Volvo Promises Another Cheap EV for the US After EX30's Retreat

Volvo says it will build another affordable electric SUV for US buyers after tariffs and supply problems pushed the China-built EX30 off the menu here.

YK

Yair Knijn

Founder & editor-in-chief

| 2 min read |
  • volvo
  • ex30
  • tariffs
  • affordable-ev
Volvo EX30 Cross Country, photographed in 2025.
Volvo EX30 Cross Country, photographed in 2025. Credit: JustAnotherCarDesigner / Wikimedia Commons. CC0. Source page

Volvo says it will sell another small electric SUV in the United States after pulling the EX30 from its US lineup in everything but name. The replacement does not exist yet, and the constraints that killed the EX30's American run have not changed.

What Volvo committed to

Volvo CEO Hakan Samuelsson told InsideEVs the company will bring a new affordable electric SUV to the United States, sitting below the EX40 and taking the role the EX30 was meant to play. The car has not been named or dated. Samuelsson said production will sit outside China.

Why the original plan broke

The EX30 launched out of Volvo's Zhangjiakou plant in China. In May 2024 the Office of the US Trade Representative raised Section 301 tariffs on Chinese-built electric vehicles to 100%, up from 25%. That math broke the EX30 in America. Volvo delayed deliveries, then moved US-bound EX30 production to its Ghent plant in Belgium, as InsideEVs notes, but the volumes and the euro cost base kept the car uncompetitive against the Tesla Model Y and Hyundai Kona Electric.

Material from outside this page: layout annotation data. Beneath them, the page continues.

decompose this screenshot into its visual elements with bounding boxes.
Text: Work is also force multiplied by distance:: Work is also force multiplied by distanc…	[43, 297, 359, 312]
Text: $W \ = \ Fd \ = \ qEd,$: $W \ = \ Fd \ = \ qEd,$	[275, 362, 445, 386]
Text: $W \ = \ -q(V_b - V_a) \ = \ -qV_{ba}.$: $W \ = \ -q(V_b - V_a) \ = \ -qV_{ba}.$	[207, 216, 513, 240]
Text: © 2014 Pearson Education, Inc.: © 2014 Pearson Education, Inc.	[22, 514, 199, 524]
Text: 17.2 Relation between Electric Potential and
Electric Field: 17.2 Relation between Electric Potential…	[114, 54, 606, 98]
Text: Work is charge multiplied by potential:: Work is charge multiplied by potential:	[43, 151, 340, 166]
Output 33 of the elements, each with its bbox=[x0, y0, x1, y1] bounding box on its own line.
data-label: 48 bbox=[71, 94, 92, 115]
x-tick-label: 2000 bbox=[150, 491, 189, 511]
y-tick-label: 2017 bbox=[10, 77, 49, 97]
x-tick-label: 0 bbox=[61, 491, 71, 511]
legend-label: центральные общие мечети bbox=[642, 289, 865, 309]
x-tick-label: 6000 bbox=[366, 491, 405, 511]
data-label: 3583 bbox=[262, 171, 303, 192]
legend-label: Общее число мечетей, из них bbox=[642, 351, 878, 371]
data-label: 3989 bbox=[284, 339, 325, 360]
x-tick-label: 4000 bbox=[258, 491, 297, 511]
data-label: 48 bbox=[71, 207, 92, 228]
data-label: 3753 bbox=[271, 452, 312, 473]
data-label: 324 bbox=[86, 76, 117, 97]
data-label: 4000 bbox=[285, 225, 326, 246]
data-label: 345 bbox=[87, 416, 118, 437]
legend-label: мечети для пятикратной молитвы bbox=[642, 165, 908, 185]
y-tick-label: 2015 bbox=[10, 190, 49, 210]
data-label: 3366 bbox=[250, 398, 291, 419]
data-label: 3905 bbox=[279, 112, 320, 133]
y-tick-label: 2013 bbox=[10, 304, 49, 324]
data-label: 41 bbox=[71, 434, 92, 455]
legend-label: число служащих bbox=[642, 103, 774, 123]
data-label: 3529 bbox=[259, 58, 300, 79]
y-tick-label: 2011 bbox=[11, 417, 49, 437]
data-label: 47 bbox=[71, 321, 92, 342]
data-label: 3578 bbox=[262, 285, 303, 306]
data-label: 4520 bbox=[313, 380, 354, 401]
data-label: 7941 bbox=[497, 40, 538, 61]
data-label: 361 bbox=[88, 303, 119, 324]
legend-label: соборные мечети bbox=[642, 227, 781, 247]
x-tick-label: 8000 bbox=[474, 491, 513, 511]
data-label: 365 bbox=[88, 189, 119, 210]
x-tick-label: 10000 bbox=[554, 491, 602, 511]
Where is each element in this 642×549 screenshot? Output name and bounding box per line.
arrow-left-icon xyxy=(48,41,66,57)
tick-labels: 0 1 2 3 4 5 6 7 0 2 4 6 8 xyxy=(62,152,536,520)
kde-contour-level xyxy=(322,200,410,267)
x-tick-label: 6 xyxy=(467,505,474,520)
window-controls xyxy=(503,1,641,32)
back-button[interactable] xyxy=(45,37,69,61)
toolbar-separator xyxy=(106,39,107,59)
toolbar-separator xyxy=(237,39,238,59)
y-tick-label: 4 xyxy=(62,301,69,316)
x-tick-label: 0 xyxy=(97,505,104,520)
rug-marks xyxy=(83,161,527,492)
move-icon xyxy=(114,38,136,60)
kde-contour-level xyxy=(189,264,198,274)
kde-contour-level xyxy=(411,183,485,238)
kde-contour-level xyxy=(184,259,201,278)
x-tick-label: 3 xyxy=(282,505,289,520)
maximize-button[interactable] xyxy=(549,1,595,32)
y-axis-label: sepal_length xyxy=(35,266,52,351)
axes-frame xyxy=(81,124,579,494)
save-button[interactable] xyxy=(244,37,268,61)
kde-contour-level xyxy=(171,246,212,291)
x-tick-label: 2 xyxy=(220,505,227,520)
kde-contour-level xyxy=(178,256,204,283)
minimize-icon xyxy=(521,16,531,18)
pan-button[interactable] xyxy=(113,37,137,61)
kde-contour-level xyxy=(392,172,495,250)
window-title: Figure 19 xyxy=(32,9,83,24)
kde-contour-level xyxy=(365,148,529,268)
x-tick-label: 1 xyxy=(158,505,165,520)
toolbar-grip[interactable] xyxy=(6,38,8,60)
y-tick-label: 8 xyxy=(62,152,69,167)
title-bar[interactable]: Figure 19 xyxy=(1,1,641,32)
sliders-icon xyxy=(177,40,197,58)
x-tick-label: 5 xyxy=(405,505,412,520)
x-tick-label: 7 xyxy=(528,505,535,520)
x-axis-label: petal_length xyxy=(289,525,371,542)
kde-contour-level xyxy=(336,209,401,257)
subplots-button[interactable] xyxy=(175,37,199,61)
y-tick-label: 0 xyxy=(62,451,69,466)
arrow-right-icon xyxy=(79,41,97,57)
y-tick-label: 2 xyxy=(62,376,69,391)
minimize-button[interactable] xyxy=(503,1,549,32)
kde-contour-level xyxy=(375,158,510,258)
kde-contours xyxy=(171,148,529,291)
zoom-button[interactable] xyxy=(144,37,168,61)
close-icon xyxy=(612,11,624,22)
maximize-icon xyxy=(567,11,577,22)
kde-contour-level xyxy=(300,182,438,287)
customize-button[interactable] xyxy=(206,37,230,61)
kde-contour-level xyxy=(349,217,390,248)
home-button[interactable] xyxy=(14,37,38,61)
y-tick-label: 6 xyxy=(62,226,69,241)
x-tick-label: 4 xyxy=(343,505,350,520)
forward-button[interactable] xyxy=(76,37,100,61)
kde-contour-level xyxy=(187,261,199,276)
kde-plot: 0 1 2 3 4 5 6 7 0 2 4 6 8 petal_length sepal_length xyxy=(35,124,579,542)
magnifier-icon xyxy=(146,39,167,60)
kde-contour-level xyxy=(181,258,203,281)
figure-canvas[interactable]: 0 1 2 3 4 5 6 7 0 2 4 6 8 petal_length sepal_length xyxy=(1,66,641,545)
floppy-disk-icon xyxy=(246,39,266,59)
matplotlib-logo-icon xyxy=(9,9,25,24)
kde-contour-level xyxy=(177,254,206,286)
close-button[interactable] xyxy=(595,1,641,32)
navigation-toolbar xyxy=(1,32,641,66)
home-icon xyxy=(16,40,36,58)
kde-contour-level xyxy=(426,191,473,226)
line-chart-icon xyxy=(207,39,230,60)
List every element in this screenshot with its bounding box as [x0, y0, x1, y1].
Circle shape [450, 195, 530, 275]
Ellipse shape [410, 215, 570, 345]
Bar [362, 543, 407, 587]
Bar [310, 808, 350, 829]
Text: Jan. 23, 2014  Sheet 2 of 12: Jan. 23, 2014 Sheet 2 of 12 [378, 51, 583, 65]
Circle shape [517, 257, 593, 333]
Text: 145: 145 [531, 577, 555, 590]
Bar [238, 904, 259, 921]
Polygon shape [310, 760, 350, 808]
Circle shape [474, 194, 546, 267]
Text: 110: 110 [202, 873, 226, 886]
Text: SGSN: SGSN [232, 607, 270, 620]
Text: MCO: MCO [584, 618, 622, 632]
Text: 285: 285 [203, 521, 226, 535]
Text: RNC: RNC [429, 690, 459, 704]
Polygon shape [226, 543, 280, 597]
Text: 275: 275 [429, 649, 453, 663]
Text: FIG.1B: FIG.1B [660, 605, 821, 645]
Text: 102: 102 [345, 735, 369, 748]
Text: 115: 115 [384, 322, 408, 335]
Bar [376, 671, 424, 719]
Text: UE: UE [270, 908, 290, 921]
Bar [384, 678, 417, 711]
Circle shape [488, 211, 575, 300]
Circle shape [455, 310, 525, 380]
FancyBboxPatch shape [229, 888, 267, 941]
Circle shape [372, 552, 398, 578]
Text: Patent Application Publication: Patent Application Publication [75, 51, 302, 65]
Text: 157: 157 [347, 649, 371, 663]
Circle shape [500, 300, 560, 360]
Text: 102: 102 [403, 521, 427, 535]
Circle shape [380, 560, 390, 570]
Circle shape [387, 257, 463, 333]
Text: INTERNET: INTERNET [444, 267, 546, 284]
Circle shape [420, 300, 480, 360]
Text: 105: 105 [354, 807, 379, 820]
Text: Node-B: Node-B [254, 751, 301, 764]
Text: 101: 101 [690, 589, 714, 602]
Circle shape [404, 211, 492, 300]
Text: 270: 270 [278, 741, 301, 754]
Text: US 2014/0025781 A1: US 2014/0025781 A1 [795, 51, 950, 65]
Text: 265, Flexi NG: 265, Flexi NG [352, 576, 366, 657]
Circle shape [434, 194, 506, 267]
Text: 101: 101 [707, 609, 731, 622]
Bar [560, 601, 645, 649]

Volvo's controlling shareholder is Geely, which also owns Polestar and Zeekr. Polestar 3 is built at the South Carolina plant Volvo runs with the Polestar brand. A new Volvo subcompact EV would plausibly come from Ghent, that South Carolina plant, or a Geely platform plant elsewhere in Europe.

AutonomyEV's opinion

Samuelsson's pledge is cheap to make and hard to deliver. Building a profitable sub-$40,000 EV outside China, at low volumes, without sharing platform costs with a higher-margin sibling, is the trap that has held back nearly every legacy automaker's affordable EV plan. If the new car rides on Geely's SEA platform, already used by the EX30, the Zeekr X, and the Smart #1, costs are manageable. If Volvo tries a clean-sheet US design, the price drifts past $40,000 and the segment is already crowded with the Chevy Equinox EV, Hyundai Kona Electric, and a refreshed Nissan Leaf.

The real question is which plant gets tooled, and when. The announcement itself is the easy part.